Gasketed plate heat exchangers for modern requirements
Highest thermal efficiency and close temperature approach
Compact units - space-saving, easy to service and maintain
Maximum uptime - less fouling, stress, wear, and corrosion
Flexible - easy to adapt to changed duty requirements
Alfa Laval's Gasketed plate heat exchangers are optimizing heat transfer by large surfaces of corrugated plates drawing heat from one gas or liquid to the other. The high efficiency and outstanding reliability in a compact design offers an investment with the most attractive CTO over the product lifetime. Not to forget the energy-saving capabilities and low environmental footprint.
Alfa Laval's wide range of industrial gasketed plate heat exchangers is suitable for all types of industry and multiple applications from heating, cooling and heat recovery to condensation and evaporation.
Demand new standards
Introducing the world’s most modern Gasketed plate heat exchangers. Discover how our next-generation line of gasketed plate heat exchangers will bring you higher efficiency, better reliability and greater serviceability.
Plate and gasket technology
The design of the corrugated plates optimizes heat transfer by providing a large but compact total surface area through which the heat can be drawn from one liquid or gas to another.
The heat transfer area of the plates is pressed in a corrugated herringbone pattern. When two plates are superimposed with opposing herringbone patterns, the helix-like flow and high turbulence results in high transfer coefficients and effective self-cleaning.

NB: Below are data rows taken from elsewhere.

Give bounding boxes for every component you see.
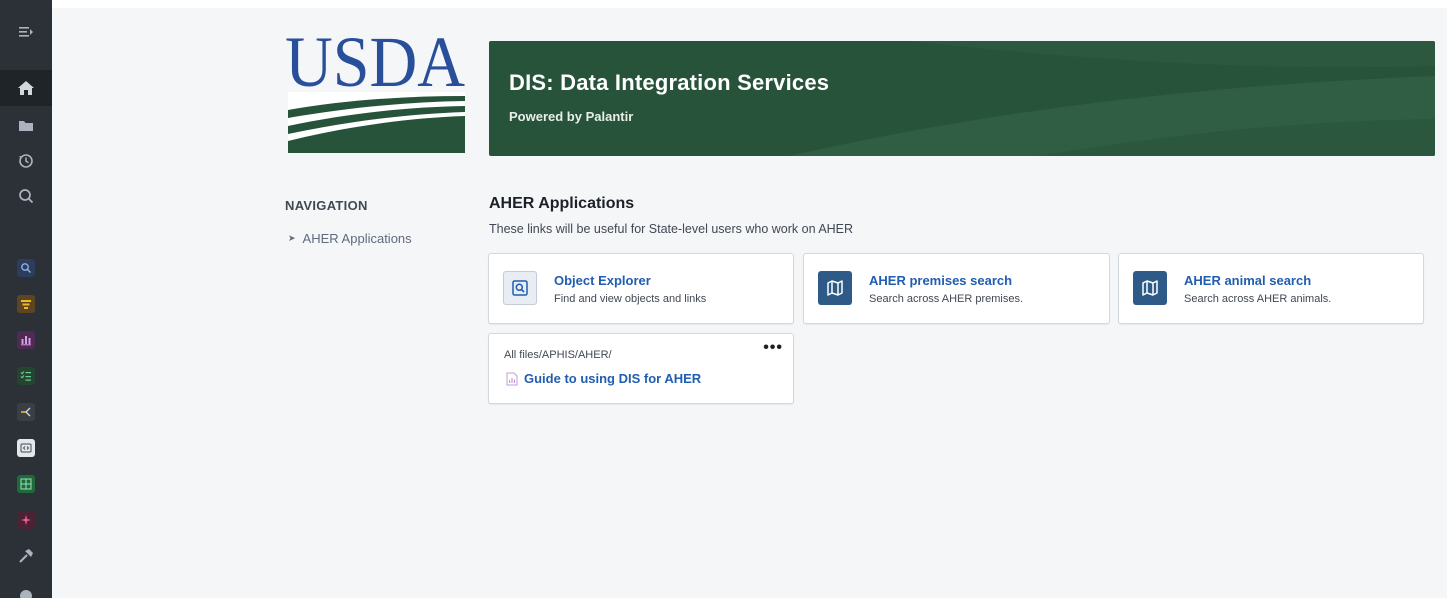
ai-sparkle-app-icon[interactable] xyxy=(12,506,40,534)
pipeline-app-icon[interactable] xyxy=(12,398,40,426)
hammer-icon[interactable] xyxy=(12,542,40,570)
banner-title: DIS: Data Integration Services xyxy=(509,70,830,95)
filter-app-icon[interactable] xyxy=(12,290,40,318)
history-icon[interactable] xyxy=(12,147,40,175)
file-name: Guide to using DIS for AHER xyxy=(524,371,702,386)
home-icon[interactable] xyxy=(0,70,52,106)
aher-premises-search-card[interactable]: AHER premises search Search across AHER … xyxy=(803,253,1110,324)
report-file-icon xyxy=(506,372,518,385)
section-title: AHER Applications xyxy=(489,195,635,212)
object-explorer-icon xyxy=(503,271,537,305)
banner-subtitle: Powered by Palantir xyxy=(509,109,634,124)
card-description: Search across AHER animals. xyxy=(1184,293,1332,305)
card-description: Search across AHER premises. xyxy=(869,293,1024,305)
card-description: Find and view objects and links xyxy=(554,293,707,305)
caret-right-icon: ➤ xyxy=(288,233,296,243)
top-strip xyxy=(52,0,1447,8)
navigation-heading: NAVIGATION xyxy=(285,198,368,213)
map-icon xyxy=(818,271,852,305)
nav-item-aher-applications[interactable]: ➤ AHER Applications xyxy=(288,231,412,246)
aher-animal-search-card[interactable]: AHER animal search Search across AHER an… xyxy=(1118,253,1424,324)
map-icon xyxy=(1133,271,1167,305)
nav-item-label: AHER Applications xyxy=(302,231,412,246)
card-title: AHER animal search xyxy=(1184,273,1312,288)
object-explorer-app-icon[interactable] xyxy=(12,254,40,282)
left-rail xyxy=(0,0,52,598)
card-title: AHER premises search xyxy=(869,273,1013,288)
card-title: Object Explorer xyxy=(554,273,651,288)
folder-icon[interactable] xyxy=(12,112,40,140)
chart-app-icon[interactable] xyxy=(12,326,40,354)
checklist-app-icon[interactable] xyxy=(12,362,40,390)
usda-logo-text: USDA xyxy=(285,28,465,102)
collapse-icon[interactable] xyxy=(12,18,40,46)
file-link[interactable]: Guide to using DIS for AHER xyxy=(506,371,701,386)
file-card[interactable]: All files/APHIS/AHER/ ••• Guide to using… xyxy=(488,333,794,404)
section-description: These links will be useful for State-lev… xyxy=(489,222,854,236)
dashboard-app-icon[interactable] xyxy=(12,470,40,498)
search-icon[interactable] xyxy=(12,182,40,210)
usda-logo: USDA xyxy=(285,22,467,154)
more-options-icon[interactable]: ••• xyxy=(763,340,783,356)
more-icon[interactable] xyxy=(12,582,40,598)
app-banner: DIS: Data Integration Services Powered b… xyxy=(489,41,1435,156)
object-explorer-card[interactable]: Object Explorer Find and view objects an… xyxy=(488,253,794,324)
file-path: All files/APHIS/AHER/ xyxy=(504,349,612,361)
code-workspace-app-icon[interactable] xyxy=(12,434,40,462)
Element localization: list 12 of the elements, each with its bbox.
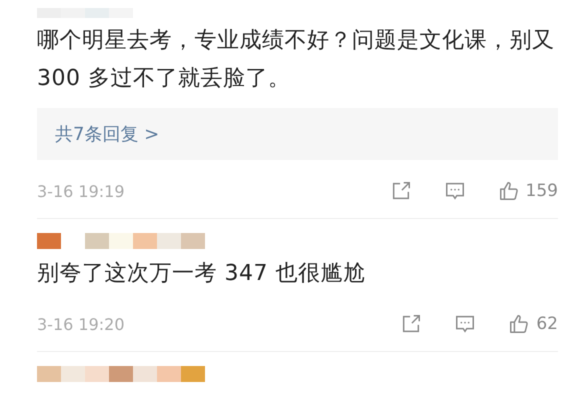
like-count: 62 bbox=[536, 314, 558, 334]
comment-icon[interactable] bbox=[454, 313, 476, 335]
comment-time: 3-16 19:19 bbox=[37, 182, 125, 200]
replies-link[interactable]: 共7条回复 > bbox=[55, 122, 160, 146]
comment-time: 3-16 19:20 bbox=[37, 314, 125, 334]
comment-text: 哪个明星去考，专业成绩不好？问题是文化课，别又 300 多过不了就丢脸了。 bbox=[37, 27, 556, 93]
share-icon[interactable] bbox=[400, 313, 422, 335]
thumbs-up-icon[interactable] bbox=[508, 313, 530, 335]
comment-icon[interactable] bbox=[444, 180, 466, 202]
thumbs-up-icon[interactable] bbox=[498, 180, 520, 202]
comment-text: 别夸了这次万一考 347 也很尴尬 bbox=[37, 260, 366, 288]
like-count: 159 bbox=[526, 181, 558, 201]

A change in the corrugation pattern enables the heat exchanger to be used in different processes, even those with very dirty media.
Special plate types
Double-wall gasketed plate heat exchangers
Designed for use with fluids that cannot be allowed to mix. Prevents leaking fluid from coming into contact with the fluid in the other circuit.
Ideal for fluids containing fibers or coarse particles. Designed to eliminate bridging of solids in the entrance area.
Diabon® graphite non-metallic plates
Enable aggressive and difficult fluids to be handled, and also extend the pressure range.
A composite of fused graphite and fluoroplastic provides excellent resistance to corrosive materials.
The principles and workings of gasketed plate heat exchangers
The concept behind a heat exchanger is relatively simple – heating or cooling one medium by transferring heat between it and another one.
In a gasketed plate heat exchanger, the plates are fitted with elastomeric gaskets that seal the channels and direct the media into alternate channels. The plate pack is assembled between a frame plate and a pressure plate, and compressed by tightening bolts fitted between these plates. The channel plates and the pressure plate are suspended from an upper carrying bar and fixed in position by a lower guiding bar, both of which are fixed to the support column. The design allows easy cleaning and simple capacity modification (by removing or adding plates).
The heat transfer area of a gasketed plate heat exchanger consists of a series of corrugated plates, assembled between a frame and pressure plates to retain pressure. Gaskets act as seals between the plates. Fluids normally run counter-currently through the heat exchanger. This gives the most efficient thermal performance and enables a very close temperature approach, ie the temperature difference between the exiting process medium and the entering service medium.
For heat sensitive or viscous media, co-current flow can be used to let the coldest fluid meet the hottest when entering the heat exchanger. This minimizes the risk of the media overheating or freezing.
Plates are available with various pressing depths, angles of chevron pattern and various corrugation shapes, all carefully designed and selected to achieve optimal performance. Depending on the application, each product range has its own specific plate features.
The distribution area ensures fluids are evenly distributed across the entire heat transfer surface and help avoid stagnant zones that may cause fouling.
While high flow turbulence between plates results in higher heat transfer, the consequence is pressure drop. Our thermal design engineers can help you design and select the model and configuration that is suitable for your application so that it delivers maximum thermal performance with minimum pressure drop.